石壁に百合の花咲く

いちレズビアンの個人的備忘録。内容は主に(1)LGBTニュース、(2)ガール・オン・ガールのポップカルチャーなど。

映画『2ガールズ』感想

キュートで甘酸っぱい初恋物語

ステレオタイプを脱した良質の初恋物語であり、よくできたコメディーでもあります。レズビアンならずとも、自らの初恋を思い出してにやりとさせられそうな一品です。超おすすめ。

こんなところがよかった

アフリカ系のイーヴィーがアッパーミドルクラス出身のお金持ちで、白人のランディはワーキングクラスのレズビアン家庭出身だってあたりからして、もう、「紋切り型の話にはしません」っていう宣言よね。

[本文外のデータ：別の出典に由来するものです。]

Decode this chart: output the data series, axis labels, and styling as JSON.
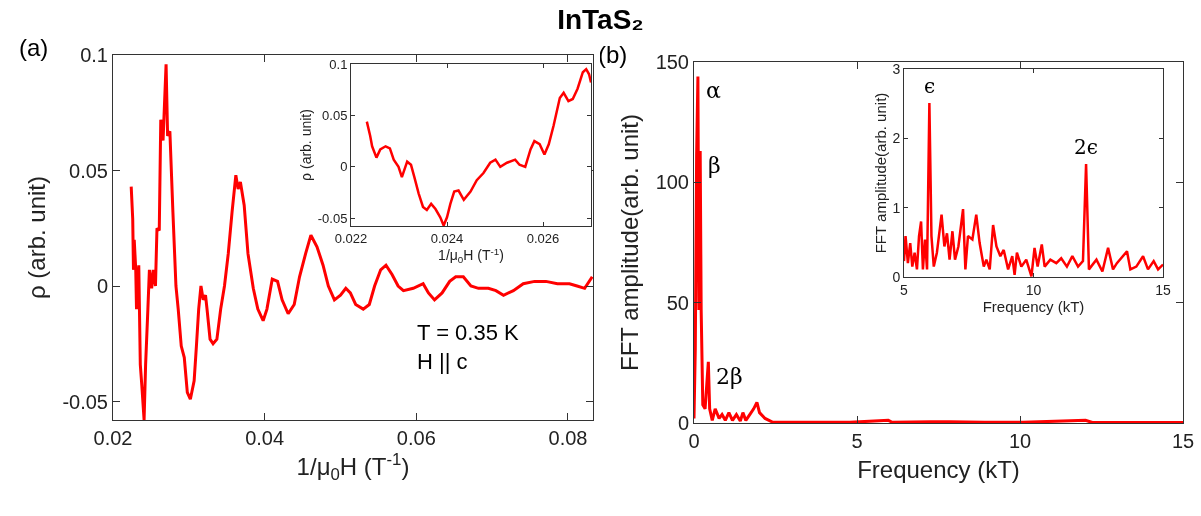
{
  "chart_data": [
    {
      "type": "line",
      "title": "InTaS₂",
      "xlabel": "1/μ$_{0}$H (T$^{-1}$)",
      "ylabel": "ρ (arb. unit)",
      "color": "#ff0000",
      "grid": false,
      "xlim": [
        0.02,
        0.0833
      ],
      "ylim": [
        -0.058,
        0.1
      ],
      "xticks": [
        0.02,
        0.04,
        0.06,
        0.08
      ],
      "yticks": [
        -0.05,
        0,
        0.05,
        0.1
      ],
      "annotations": [
        "(a)",
        "T = 0.35 K",
        "H || c"
      ],
      "x": [
        0.0224,
        0.0226,
        0.0227,
        0.0228,
        0.023,
        0.0231,
        0.0234,
        0.0236,
        0.0238,
        0.0241,
        0.0243,
        0.0246,
        0.0248,
        0.0251,
        0.0253,
        0.0256,
        0.0258,
        0.0261,
        0.0263,
        0.0266,
        0.027,
        0.0272,
        0.0275,
        0.0279,
        0.0283,
        0.0286,
        0.029,
        0.0294,
        0.0298,
        0.0302,
        0.0307,
        0.031,
        0.0313,
        0.0316,
        0.0319,
        0.0322,
        0.0324,
        0.0328,
        0.0332,
        0.0337,
        0.0342,
        0.0347,
        0.0352,
        0.0357,
        0.0362,
        0.0365,
        0.0368,
        0.0373,
        0.0378,
        0.0385,
        0.0391,
        0.0398,
        0.0403,
        0.041,
        0.0417,
        0.0423,
        0.0431,
        0.0439,
        0.0446,
        0.0454,
        0.0461,
        0.0469,
        0.0477,
        0.0484,
        0.0492,
        0.05,
        0.0507,
        0.0513,
        0.052,
        0.053,
        0.0538,
        0.0545,
        0.0553,
        0.056,
        0.0568,
        0.0576,
        0.0583,
        0.0596,
        0.0609,
        0.0616,
        0.0624,
        0.0634,
        0.0644,
        0.0652,
        0.0662,
        0.0672,
        0.0682,
        0.0695,
        0.0705,
        0.0715,
        0.0728,
        0.0741,
        0.0756,
        0.0771,
        0.0786,
        0.0802,
        0.0812,
        0.0822,
        0.0832
      ],
      "values": [
        0.043,
        0.029,
        0.007,
        0.02,
        0.007,
        -0.01,
        0.009,
        -0.034,
        -0.043,
        -0.058,
        -0.034,
        -0.01,
        0.007,
        -0.001,
        0.007,
        0.0,
        0.025,
        0.024,
        0.072,
        0.063,
        0.096,
        0.065,
        0.067,
        0.032,
        0.0,
        -0.01,
        -0.026,
        -0.031,
        -0.046,
        -0.049,
        -0.041,
        -0.026,
        -0.01,
        0.0,
        -0.006,
        -0.004,
        -0.01,
        -0.023,
        -0.025,
        -0.023,
        -0.01,
        0.0,
        0.014,
        0.032,
        0.048,
        0.042,
        0.045,
        0.035,
        0.014,
        -0.001,
        -0.01,
        -0.015,
        -0.01,
        0.003,
        0.002,
        -0.006,
        -0.012,
        -0.008,
        0.004,
        0.014,
        0.022,
        0.017,
        0.009,
        0.0,
        -0.006,
        -0.004,
        -0.001,
        -0.003,
        -0.008,
        -0.01,
        -0.008,
        0.0,
        0.007,
        0.009,
        0.005,
        0.0,
        -0.002,
        -0.001,
        0.001,
        -0.003,
        -0.006,
        -0.003,
        0.002,
        0.004,
        0.004,
        0.0,
        -0.001,
        -0.001,
        -0.002,
        -0.004,
        -0.002,
        0.001,
        0.002,
        0.002,
        0.001,
        0.001,
        0.0,
        -0.001,
        0.004
      ]
    },
    {
      "type": "line",
      "xlabel": "1/μ$_{0}$H (T$^{-1}$)",
      "ylabel": "ρ (arb. unit)",
      "color": "#ff0000",
      "grid": false,
      "xlim": [
        0.022,
        0.027
      ],
      "ylim": [
        -0.0575,
        0.1
      ],
      "xticks": [
        0.022,
        0.024,
        0.026
      ],
      "yticks": [
        -0.05,
        0,
        0.05,
        0.1
      ],
      "x": [
        0.02233,
        0.0224,
        0.02244,
        0.02253,
        0.02261,
        0.02272,
        0.02281,
        0.02289,
        0.02299,
        0.02306,
        0.02317,
        0.02325,
        0.02332,
        0.02341,
        0.0235,
        0.02358,
        0.02367,
        0.02376,
        0.02386,
        0.02393,
        0.024,
        0.02407,
        0.02415,
        0.02424,
        0.02435,
        0.02449,
        0.02462,
        0.02476,
        0.0249,
        0.02501,
        0.02511,
        0.02525,
        0.02542,
        0.02551,
        0.02563,
        0.02574,
        0.02582,
        0.02593,
        0.02603,
        0.02612,
        0.02622,
        0.02635,
        0.02643,
        0.02653,
        0.02662,
        0.02672,
        0.02683,
        0.0269,
        0.02696,
        0.027
      ],
      "values": [
        0.044,
        0.03,
        0.02,
        0.009,
        0.017,
        0.02,
        0.018,
        0.007,
        0.0,
        -0.01,
        0.005,
        0.002,
        -0.01,
        -0.026,
        -0.039,
        -0.042,
        -0.036,
        -0.041,
        -0.049,
        -0.057,
        -0.049,
        -0.036,
        -0.024,
        -0.023,
        -0.032,
        -0.024,
        -0.013,
        -0.006,
        0.004,
        0.007,
        0.0,
        0.004,
        0.007,
        0.002,
        0.0,
        0.017,
        0.025,
        0.022,
        0.012,
        0.022,
        0.04,
        0.067,
        0.072,
        0.064,
        0.066,
        0.076,
        0.092,
        0.095,
        0.09,
        0.082
      ]
    },
    {
      "type": "line",
      "xlabel": "Frequency (kT)",
      "ylabel": "FFT amplitude(arb. unit)",
      "color": "#ff0000",
      "grid": false,
      "xlim": [
        0,
        15
      ],
      "ylim": [
        0,
        150
      ],
      "xticks": [
        0,
        5,
        10,
        15
      ],
      "yticks": [
        0,
        50,
        100,
        150
      ],
      "annotations": [
        "(b)",
        {
          "text": "α",
          "x": 0.12,
          "y": 144
        },
        {
          "text": "β",
          "x": 0.19,
          "y": 113
        },
        {
          "text": "2β",
          "x": 0.44,
          "y": 25.4
        }
      ],
      "x": [
        0,
        0.04,
        0.08,
        0.12,
        0.15,
        0.19,
        0.22,
        0.27,
        0.34,
        0.39,
        0.44,
        0.48,
        0.56,
        0.65,
        0.77,
        0.86,
        0.96,
        1.07,
        1.18,
        1.3,
        1.42,
        1.5,
        1.59,
        1.71,
        1.83,
        1.93,
        2.01,
        2.18,
        2.42,
        3.01,
        3.72,
        4.78,
        5.96,
        6.08,
        7.26,
        7.85,
        8.92,
        10.1,
        12.01,
        12.22,
        13.64,
        15
      ],
      "values": [
        1.9,
        31,
        111,
        144,
        47,
        113,
        47,
        7.5,
        5.9,
        15.5,
        25.4,
        5.9,
        1.1,
        5.9,
        1.9,
        3.5,
        1.1,
        4.3,
        1.1,
        3.5,
        0.8,
        4.3,
        1.1,
        3.5,
        5.9,
        8.6,
        4.3,
        1.9,
        0.3,
        0.3,
        0.3,
        0.3,
        1.1,
        0.3,
        0.5,
        0.5,
        0.3,
        0.3,
        1.1,
        0.2,
        0.2,
        0.2
      ]
    },
    {
      "type": "line",
      "xlabel": "Frequency (kT)",
      "ylabel": "FFT amplitude(arb. unit)",
      "color": "#ff0000",
      "grid": false,
      "xlim": [
        5,
        15
      ],
      "ylim": [
        0,
        3
      ],
      "xticks": [
        5,
        10,
        15
      ],
      "yticks": [
        0,
        1,
        2,
        3
      ],
      "annotations": [
        {
          "text": "ϵ",
          "x": 5.98,
          "y": 2.51
        },
        {
          "text": "2ϵ",
          "x": 12.03,
          "y": 1.63
        }
      ],
      "x": [
        5.0,
        5.06,
        5.15,
        5.24,
        5.32,
        5.41,
        5.5,
        5.58,
        5.66,
        5.73,
        5.81,
        5.89,
        5.98,
        6.06,
        6.15,
        6.27,
        6.45,
        6.56,
        6.66,
        6.76,
        6.87,
        6.97,
        7.1,
        7.28,
        7.37,
        7.47,
        7.64,
        7.79,
        7.92,
        8.08,
        8.18,
        8.31,
        8.44,
        8.57,
        8.72,
        8.85,
        9.02,
        9.18,
        9.27,
        9.36,
        9.53,
        9.72,
        9.92,
        10.04,
        10.16,
        10.32,
        10.43,
        10.65,
        10.88,
        11.07,
        11.29,
        11.5,
        11.72,
        11.91,
        12.03,
        12.14,
        12.43,
        12.66,
        12.88,
        13.07,
        13.22,
        13.61,
        13.74,
        13.97,
        14.23,
        14.42,
        14.64,
        14.81,
        15.0
      ],
      "values": [
        0.23,
        0.59,
        0.2,
        0.49,
        0.15,
        0.35,
        0.11,
        0.59,
        0.8,
        0.11,
        0.54,
        0.11,
        2.51,
        0.59,
        0.15,
        0.35,
        0.9,
        0.44,
        0.63,
        0.25,
        0.66,
        0.25,
        0.44,
        0.98,
        0.11,
        0.59,
        0.54,
        0.9,
        0.49,
        0.15,
        0.25,
        0.11,
        0.75,
        0.44,
        0.3,
        0.39,
        0.11,
        0.3,
        0.03,
        0.35,
        0.15,
        0.25,
        0.01,
        0.42,
        0.15,
        0.47,
        0.15,
        0.25,
        0.2,
        0.27,
        0.15,
        0.3,
        0.15,
        0.23,
        1.63,
        0.11,
        0.25,
        0.08,
        0.42,
        0.11,
        0.2,
        0.37,
        0.11,
        0.15,
        0.3,
        0.11,
        0.23,
        0.11,
        0.18
      ]
    }
  ]
}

ランディがのっけから人妻とつきあってたりするのも、「時代錯誤な女子校悶々ストーリーじゃないですよ」ってことだし、登場人物の誰ひとりとして「女性が女性とつきあうこと」自体にアレルギー反応を起こしていないのも「古くっさい『レズの悲劇』映画じゃありません」ってことだし。何もかも新鮮で、可愛くて、かつリアル。そうなのよ、これが現代よ!

何もかもフレッシュな「現代アメリカの初恋」をコミカルに描いていく中で、ホイットマンの『草の葉』を持ち出してみせるあたりがまたうまいです。単にイーヴィーがランディを受け入れたことをほのめかす小道具かと思いきや、この詩集はクライマックスでとても大切な役割を果たします。これがまた、甘くて、神聖で、でもちょっと馬鹿馬鹿しくて、ほろ苦いシーンになってるんです。恋をしたことがある人ならみんな、この甘さとほろ苦さがわかるはず。

ラストシーンもよかった。思春期女子同士の初恋っていうのは、あれが一種のハッピーエンディングとなるものだからです。「相思相愛なら何でもうまく行く」みたいな無責任で古臭いオチにされたんじゃ、そこまでのリアル感もテンポのよい展開も、すべてが台無しになってしまう。潔くきっぱりと幕を引いて見せて、その直後にあの献辞を出すあたり、初恋ってものの描き方が本当にうまいなと思いました。

ステレオタイプに陥っていないわけ

この映画が従来のレズビアン映画みたいな偏見まみれのステレオタイプ(レズビアンが社会病質者だったり、殺人犯だったり、色情狂だったり、やたらと暗く思い詰めたり)に陥っていないのは、監督のマリア・マッゲンティ自身がレズビアンであるからかもしれません。そもそもこのお話自体が、マッゲンティの実際の体験(本人によると"What a comedy it was!"だとか)に基づいているんだそうで、そりゃ、きちんと地に足がついた話になるのも当然だわ。

さらにいうとこれはレズビアンのスタッフがほとんど手弁当で寄ってたかってつくったインディペンデント映画でもあるから、メジャー資本が喜びそうな次代錯誤の「レズの悲劇」路線になんてなりようがないのよね。こういう映画がもっと増えてくれると嬉しいなあ。

まとめ

「もう暗いレズ話にはうんざりよ!」と思ってる方に特におすすめの、可愛くてちょっと切ない初恋物語です。コミカルなシーンの連続と、新鮮な果物をかじったみたいに甘酸っぱいストーリーをぜひ堪能してください。